In one embodiment, the method according to the invention can be used to provide a program to improve or maintain the pro-inflammatory immune health of a healthy individual. If the individual's pro-inflammatory protein value is within the optimal pro-inflammatory protein value range, the recommended program comprises instructions for the individual to continue practicing his or her current lifestyles factors. If the individual's pro-inflammatory protein value is outside the optimal pro-inflammatory protein value range, the recommended program comprises instructions to change current lifestyle factors.

As described in Example IV, the individual to be assessed's pro-inflammatory protein values were outside the optimal pro-inflammatory protein value range. Thus, a program that comprises a recommendation to change current lifestyle factors is recommended to the individual. Since the individual's results from the St. Mary's Sleep Questionnaire, a lifestyle factor assessment, indicate that the individual is not sleeping well, i.e., the quality of sleep is poor and the quantity of sleep is low, it is recommended that the individual try to improve his sleep quality and quantity. Specifically, in this example, it is recommended that the individual start practicing relaxation techniques and breathing techniques as well as to try to increase his amount of sleep.

In one embodiment, recommendations to the individual to be assessed is delivered via a personalized report, such as the example shown in Table 4 below.
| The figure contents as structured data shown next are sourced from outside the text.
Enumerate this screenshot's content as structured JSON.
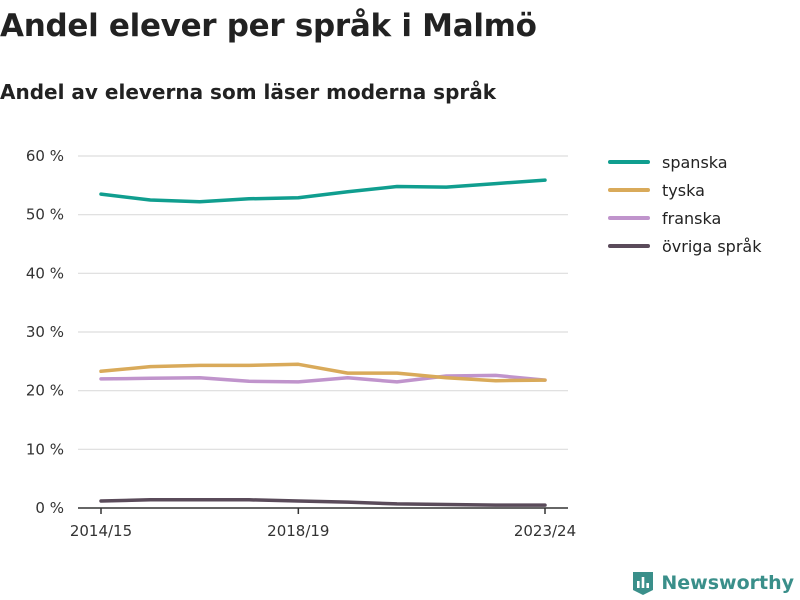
{
  "title": "Andel elever per språk i Malmö",
  "subtitle": "Andel av eleverna som läser moderna språk",
  "brand": {
    "name": "Newsworthy",
    "color": "#3a8f8a",
    "icon": "bar-chart-flag-icon"
  },
  "chart_data": {
    "type": "line",
    "x": [
      "2014/15",
      "2015/16",
      "2016/17",
      "2017/18",
      "2018/19",
      "2019/20",
      "2020/21",
      "2021/22",
      "2022/23",
      "2023/24"
    ],
    "x_ticks": [
      "2014/15",
      "2018/19",
      "2023/24"
    ],
    "y_ticks": [
      0,
      10,
      20,
      30,
      40,
      50,
      60
    ],
    "y_tick_labels": [
      "0 %",
      "10 %",
      "20 %",
      "30 %",
      "40 %",
      "50 %",
      "60 %"
    ],
    "ylim": [
      0,
      60
    ],
    "grid": true,
    "legend_position": "right",
    "series": [
      {
        "name": "spanska",
        "color": "#109e8f",
        "values": [
          53.5,
          52.5,
          52.2,
          52.7,
          52.9,
          53.9,
          54.8,
          54.7,
          55.3,
          55.9
        ]
      },
      {
        "name": "tyska",
        "color": "#d9aa5a",
        "values": [
          23.3,
          24.1,
          24.3,
          24.3,
          24.5,
          23.0,
          23.0,
          22.2,
          21.7,
          21.8
        ]
      },
      {
        "name": "franska",
        "color": "#c094cc",
        "values": [
          22.0,
          22.1,
          22.2,
          21.6,
          21.5,
          22.2,
          21.5,
          22.5,
          22.6,
          21.8
        ]
      },
      {
        "name": "övriga språk",
        "color": "#5a4b5a",
        "values": [
          1.2,
          1.4,
          1.4,
          1.4,
          1.2,
          1.0,
          0.7,
          0.6,
          0.5,
          0.5
        ]
      }
    ]
  }
}
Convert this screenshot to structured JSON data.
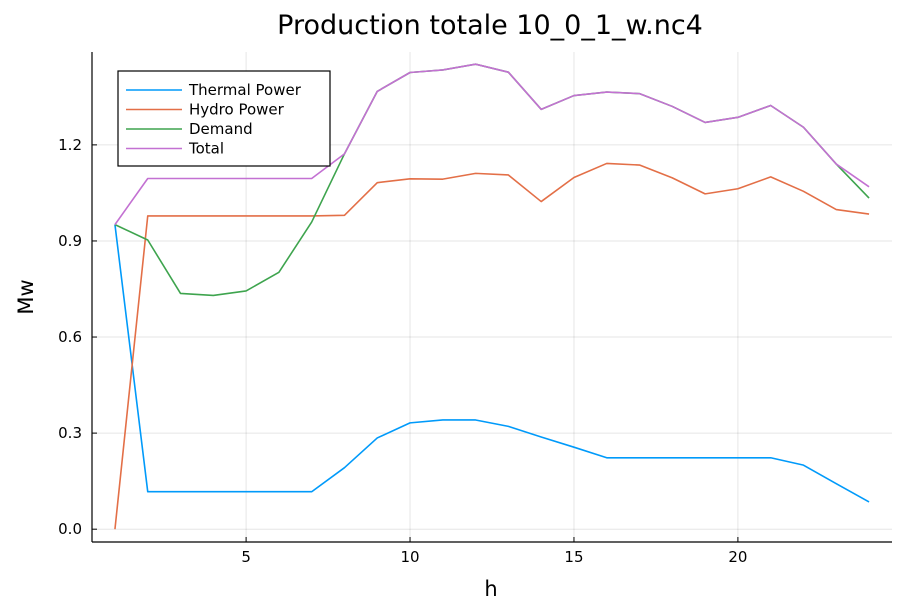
{
  "chart_data": {
    "type": "line",
    "title": "Production  totale 10_0_1_w.nc4",
    "xlabel": "h",
    "ylabel": "Mw",
    "x": [
      1,
      2,
      3,
      4,
      5,
      6,
      7,
      8,
      9,
      10,
      11,
      12,
      13,
      14,
      15,
      16,
      17,
      18,
      19,
      20,
      21,
      22,
      23,
      24
    ],
    "xlim": [
      0.3,
      24.7
    ],
    "ylim": [
      -0.04,
      1.49
    ],
    "xticks": [
      5,
      10,
      15,
      20
    ],
    "xtick_labels": [
      "5",
      "10",
      "15",
      "20"
    ],
    "yticks": [
      0.0,
      0.3,
      0.6,
      0.9,
      1.2
    ],
    "ytick_labels": [
      "0.0",
      "0.3",
      "0.6",
      "0.9",
      "1.2"
    ],
    "grid": true,
    "legend_position": "top-left",
    "series": [
      {
        "name": "Thermal Power",
        "color": "#009AFA",
        "values": [
          0.951,
          0.117,
          0.117,
          0.117,
          0.117,
          0.117,
          0.117,
          0.192,
          0.285,
          0.332,
          0.341,
          0.341,
          0.321,
          0.288,
          0.256,
          0.223,
          0.223,
          0.223,
          0.223,
          0.223,
          0.223,
          0.2,
          0.142,
          0.085
        ]
      },
      {
        "name": "Hydro Power",
        "color": "#E36F47",
        "values": [
          0.0,
          0.978,
          0.978,
          0.978,
          0.978,
          0.978,
          0.978,
          0.98,
          1.082,
          1.094,
          1.093,
          1.111,
          1.106,
          1.023,
          1.098,
          1.142,
          1.137,
          1.097,
          1.047,
          1.063,
          1.1,
          1.055,
          0.998,
          0.984
        ]
      },
      {
        "name": "Demand",
        "color": "#3EA44E",
        "values": [
          0.951,
          0.903,
          0.736,
          0.73,
          0.744,
          0.802,
          0.959,
          1.172,
          1.367,
          1.426,
          1.434,
          1.452,
          1.427,
          1.311,
          1.354,
          1.365,
          1.36,
          1.32,
          1.27,
          1.286,
          1.323,
          1.255,
          1.14,
          1.034
        ]
      },
      {
        "name": "Total",
        "color": "#C371D2",
        "values": [
          0.951,
          1.095,
          1.095,
          1.095,
          1.095,
          1.095,
          1.095,
          1.172,
          1.367,
          1.426,
          1.434,
          1.452,
          1.427,
          1.311,
          1.354,
          1.365,
          1.36,
          1.32,
          1.27,
          1.286,
          1.323,
          1.255,
          1.14,
          1.069
        ]
      }
    ]
  }
}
As shown in Table 4, the report contains the individual's name, gender, age, a summary of lifestyle factors, and a comparison of the individual to be assessed's pro-inflammatory protein values versus the optimal range of pro-inflammatory protein values as well as recommendations for a program to address pro-inflammatory immune health.

Table 4: Personalized Immune Health Report


The personalized report may be provided to the individual to be assessed in a counseling session where a health consultant sits with him in a private or semi-private counseling area, which is a private or semi-private portion of the retail location. The consultant shows the individual to be assessed the recommended program and reviews the program with him. Other options for delivery of the program to the individual include the internet, email, phone or standard or express mail.